WINDHOEK – Founding President and Father of the Namibian Nation, Dr Sam Nujoma, together with Cabinet ministers, senior government officials and members of the diplomatic corps last Thursday witnessed three nation-building and historical events when President Hifikepunye Pohamba inaugurated the Independence Memorial Museum and unveiled the Genocide Memorial and giant Sam Nujoma Statue in Windhoek.
The statue of Nujoma holding the ‘Constituency Book’ faces Windhoek and stands on a pedestal on the hill where the infamous Reiterdenkmal stood for more than 102 years.
A few metres away to the south is the Genocide Statue of a man and woman embracing one another with chains broken on top of a hut symbolising their freedom.
Pohamba said in recent months the Reiterdenkmal was in the news because it was removed from its position to make way for the Genocide Memorial.

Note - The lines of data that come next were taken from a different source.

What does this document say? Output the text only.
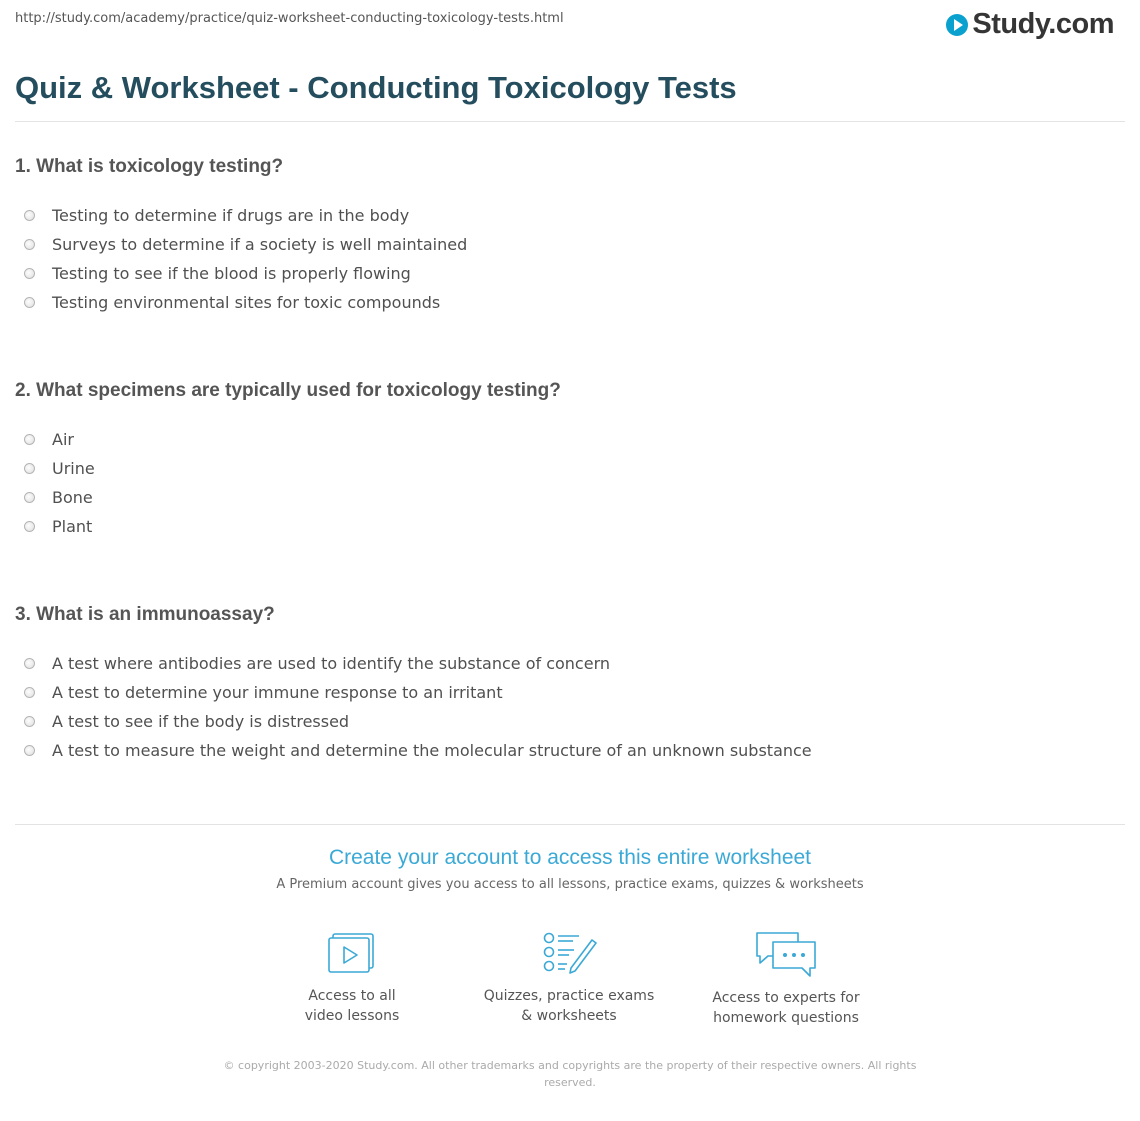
http://study.com/academy/practice/quiz-worksheet-conducting-toxicology-tests.html	Study.com
Quiz & Worksheet - Conducting Toxicology Tests
1. What is toxicology testing?
Testing to determine if drugs are in the body
Surveys to determine if a society is well maintained
Testing to see if the blood is properly flowing
Testing environmental sites for toxic compounds
2. What specimens are typically used for toxicology testing?
Air
Urine
Bone
Plant
3. What is an immunoassay?
A test where antibodies are used to identify the substance of concern
A test to determine your immune response to an irritant
A test to see if the body is distressed
A test to measure the weight and determine the molecular structure of an unknown substance
Create your account to access this entire worksheet
A Premium account gives you access to all lessons, practice exams, quizzes & worksheets
Access to all
video lessons
Quizzes, practice exams
& worksheets
Access to experts for
homework questions
© copyright 2003-2020 Study.com. All other trademarks and copyrights are the property of their respective owners. All rights reserved.
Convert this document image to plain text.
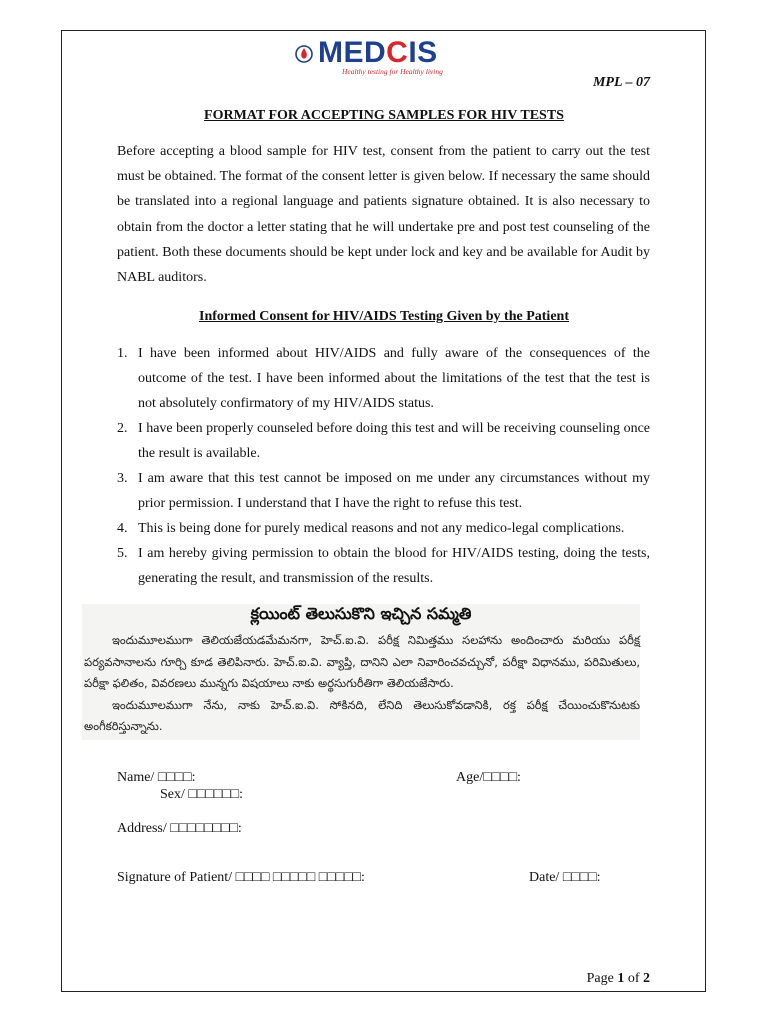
MEDCIS
Healthy testing for Healthy living
MPL – 07
FORMAT FOR ACCEPTING SAMPLES FOR HIV TESTS
Before accepting a blood sample for HIV test, consent from the patient to carry out the test must be obtained. The format of the consent letter is given below. If necessary the same should be translated into a regional language and patients signature obtained. It is also necessary to obtain from the doctor a letter stating that he will undertake pre and post test counseling of the patient. Both these documents should be kept under lock and key and be available for Audit by NABL auditors.
Informed Consent for HIV/AIDS Testing Given by the Patient
1. I have been informed about HIV/AIDS and fully aware of the consequences of the outcome of the test. I have been informed about the limitations of the test that the test is not absolutely confirmatory of my HIV/AIDS status.
2. I have been properly counseled before doing this test and will be receiving counseling once the result is available.
3. I am aware that this test cannot be imposed on me under any circumstances without my prior permission. I understand that I have the right to refuse this test.
4. This is being done for purely medical reasons and not any medico-legal complications.
5. I am hereby giving permission to obtain the blood for HIV/AIDS testing, doing the tests, generating the result, and transmission of the results.
క్లయింట్ తెలుసుకొని ఇచ్చిన సమ్మతి

ఇందుమూలముగా తెలియజేయడమేమనగా, హెచ్.ఐ.వి. పరీక్ష నిమిత్తము సలహాను అందించారు మరియు పరీక్ష పర్యవసానాలను గూర్చి కూడ తెలిపినారు. హెచ్.ఐ.వి. వ్యాప్తి, దానిని ఎలా నివారించవచ్చునో, పరీక్షా విధానము, పరిమితులు, పరీక్షా ఫలితం, వివరణలు మున్నగు విషయాలు నాకు అర్థసుగురీతిగా తెలియజేసారు.

ఇందుమూలముగా నేను, నాకు హెచ్.ఐ.వి. సోకినది, లేనిది తెలుసుకోవడానికి, రక్త పరీక్ష చేయించుకొనుటకు అంగీకరిస్తున్నాను.

Name/ □□□□:	Age/□□□□:
Sex/ □□□□□□:
Address/ □□□□□□□□:
Signature of Patient/ □□□□ □□□□□ □□□□□:	Date/ □□□□:
Page 1 of 2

“Through this new monument, the Namibian nation has spoken with one voice and given a befitting tribute to the victims of the genocide. We owe this to the victims of the genocide and to ourselves as a nation,” he added.

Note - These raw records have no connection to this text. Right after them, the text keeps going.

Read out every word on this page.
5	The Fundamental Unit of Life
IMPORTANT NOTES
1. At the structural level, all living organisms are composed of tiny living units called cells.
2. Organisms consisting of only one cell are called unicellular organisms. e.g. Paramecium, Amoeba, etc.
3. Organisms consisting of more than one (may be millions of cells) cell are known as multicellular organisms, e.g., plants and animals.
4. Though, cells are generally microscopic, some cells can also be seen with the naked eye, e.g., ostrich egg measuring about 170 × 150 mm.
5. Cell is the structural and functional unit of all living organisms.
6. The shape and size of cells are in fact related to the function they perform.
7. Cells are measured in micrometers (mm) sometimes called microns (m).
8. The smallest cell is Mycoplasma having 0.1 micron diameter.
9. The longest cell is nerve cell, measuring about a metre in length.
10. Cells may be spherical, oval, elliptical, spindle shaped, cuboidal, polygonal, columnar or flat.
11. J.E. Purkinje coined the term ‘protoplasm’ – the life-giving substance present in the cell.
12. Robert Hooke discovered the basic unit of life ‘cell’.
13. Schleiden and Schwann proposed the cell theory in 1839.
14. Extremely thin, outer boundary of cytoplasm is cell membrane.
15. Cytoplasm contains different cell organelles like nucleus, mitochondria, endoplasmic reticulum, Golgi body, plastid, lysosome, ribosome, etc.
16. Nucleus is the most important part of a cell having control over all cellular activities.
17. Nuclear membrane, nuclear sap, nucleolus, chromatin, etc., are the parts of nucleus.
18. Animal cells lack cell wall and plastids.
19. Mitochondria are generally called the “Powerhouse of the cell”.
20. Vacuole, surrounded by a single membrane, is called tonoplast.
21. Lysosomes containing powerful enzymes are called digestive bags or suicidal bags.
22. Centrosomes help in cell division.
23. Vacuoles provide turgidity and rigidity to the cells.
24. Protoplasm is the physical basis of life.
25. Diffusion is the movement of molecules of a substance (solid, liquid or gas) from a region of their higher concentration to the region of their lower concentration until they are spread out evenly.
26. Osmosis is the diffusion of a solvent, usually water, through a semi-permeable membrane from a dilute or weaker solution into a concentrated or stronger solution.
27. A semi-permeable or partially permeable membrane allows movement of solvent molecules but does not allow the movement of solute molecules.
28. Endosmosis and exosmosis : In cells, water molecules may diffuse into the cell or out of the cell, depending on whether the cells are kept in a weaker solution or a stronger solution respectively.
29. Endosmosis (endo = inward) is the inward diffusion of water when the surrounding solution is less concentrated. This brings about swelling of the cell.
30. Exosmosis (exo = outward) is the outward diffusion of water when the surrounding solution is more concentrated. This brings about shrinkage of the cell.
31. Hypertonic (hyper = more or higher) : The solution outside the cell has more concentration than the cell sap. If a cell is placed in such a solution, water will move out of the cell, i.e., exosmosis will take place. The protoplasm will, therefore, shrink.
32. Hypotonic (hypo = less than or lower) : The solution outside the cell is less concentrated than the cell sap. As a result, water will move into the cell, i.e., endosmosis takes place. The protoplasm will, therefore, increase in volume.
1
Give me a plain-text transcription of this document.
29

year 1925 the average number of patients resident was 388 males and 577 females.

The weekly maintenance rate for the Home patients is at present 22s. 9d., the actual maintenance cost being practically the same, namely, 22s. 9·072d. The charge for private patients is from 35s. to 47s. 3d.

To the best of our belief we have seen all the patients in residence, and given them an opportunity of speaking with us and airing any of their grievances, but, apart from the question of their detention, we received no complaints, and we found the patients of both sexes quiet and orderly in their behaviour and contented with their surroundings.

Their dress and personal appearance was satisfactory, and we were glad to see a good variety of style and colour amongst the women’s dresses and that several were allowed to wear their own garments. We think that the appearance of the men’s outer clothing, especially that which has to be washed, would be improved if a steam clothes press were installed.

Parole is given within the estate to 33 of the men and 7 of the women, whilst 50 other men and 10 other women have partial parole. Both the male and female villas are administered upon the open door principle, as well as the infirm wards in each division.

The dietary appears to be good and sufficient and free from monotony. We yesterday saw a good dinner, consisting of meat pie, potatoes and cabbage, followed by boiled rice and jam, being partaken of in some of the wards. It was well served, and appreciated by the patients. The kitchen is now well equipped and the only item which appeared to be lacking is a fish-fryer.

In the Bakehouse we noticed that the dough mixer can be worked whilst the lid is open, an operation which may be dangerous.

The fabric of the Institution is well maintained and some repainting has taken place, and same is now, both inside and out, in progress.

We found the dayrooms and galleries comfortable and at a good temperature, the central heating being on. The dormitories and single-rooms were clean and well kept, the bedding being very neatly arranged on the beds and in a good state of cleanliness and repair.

Pohamba said the construction of the Independence Memorial Museum was part of fulfilling the sacred task to tell, record and preserve Namibia’s history. He described the museum as a centre where Namibia’s long history of anti-colonial resistance and the national liberation struggle is told.

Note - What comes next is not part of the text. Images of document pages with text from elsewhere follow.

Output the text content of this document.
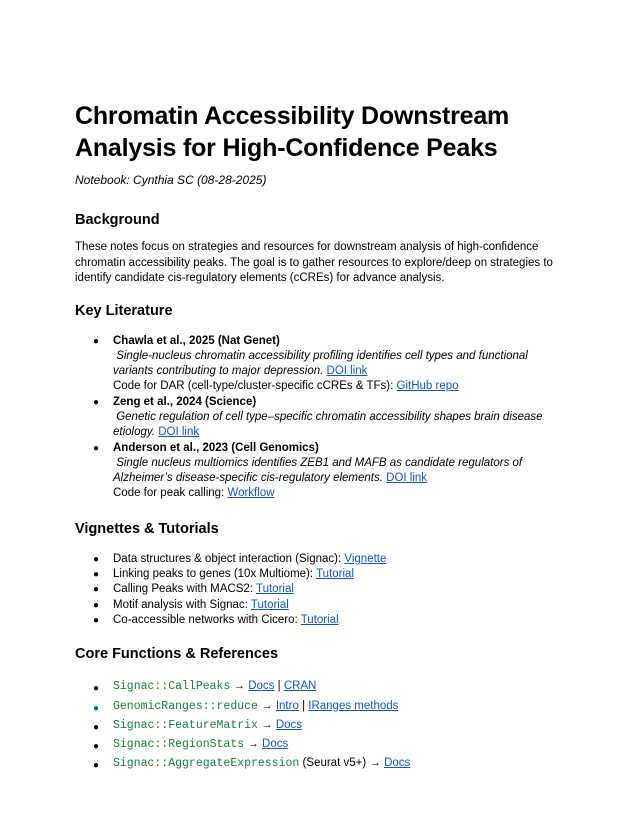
Chromatin Accessibility Downstream Analysis for High-Confidence Peaks
Notebook: Cynthia SC (08-28-2025)
Background
These notes focus on strategies and resources for downstream analysis of high-confidence chromatin accessibility peaks. The goal is to gather resources to explore/deep on strategies to identify candidate cis-regulatory elements (cCREs) for advance analysis.
Key Literature
● Chawla et al., 2025 (Nat Genet)
Single-nucleus chromatin accessibility profiling identifies cell types and functional variants contributing to major depression. DOI link
Code for DAR (cell-type/cluster-specific cCREs & TFs): GitHub repo
● Zeng et al., 2024 (Science)
Genetic regulation of cell type–specific chromatin accessibility shapes brain disease etiology. DOI link
● Anderson et al., 2023 (Cell Genomics)
Single nucleus multiomics identifies ZEB1 and MAFB as candidate regulators of Alzheimer’s disease-specific cis-regulatory elements. DOI link
Code for peak calling: Workflow
Vignettes & Tutorials
● Data structures & object interaction (Signac): Vignette
● Linking peaks to genes (10x Multiome): Tutorial
● Calling Peaks with MACS2: Tutorial
● Motif analysis with Signac: Tutorial
● Co-accessible networks with Cicero: Tutorial
Core Functions & References
● Signac::CallPeaks → Docs | CRAN
● GenomicRanges::reduce → Intro | IRanges methods
● Signac::FeatureMatrix → Docs
● Signac::RegionStats → Docs
● Signac::AggregateExpression (Seurat v5+) → Docs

Pohamba said Namibians are filled with sadness when they recall the horrors their people were subjected to while under colonial rule. “Thousands lost their lives, however, we are fortified by the knowledge that the current and future generations will continue to carry the flame of the revolution forward,” he said.
He said the Genocide Memorialwas conceived and erected as a national symbol in remembrance of all the people who lost their lives and were subjected to untold hardships and suffering at the hands of the Schutztruppe, which was the African colonial armed force of imperial Germany. He said the two statues and the museum in Robert Mugabe Avenue now occupy the location where a concentration camp was built during the German colonial period.
“Within its walls, our people were dehumanised. They were tortured, starved and summarily killed without any regard to their dignity and humanity. They were treated worse than the beasts of the veld. No distinction was made by the Schutztruppe and the rest of the German colonial machinery whether they were men, women, or children – they were all brutalised without mercy,” he said.
President Pohamba said the Genocide Memorial pays tribute to the people who fought and died during the genocide of the 1904 -1907 war, while the Sam Nujoma Statue represents Namibia’s modern phase of the national liberation struggle.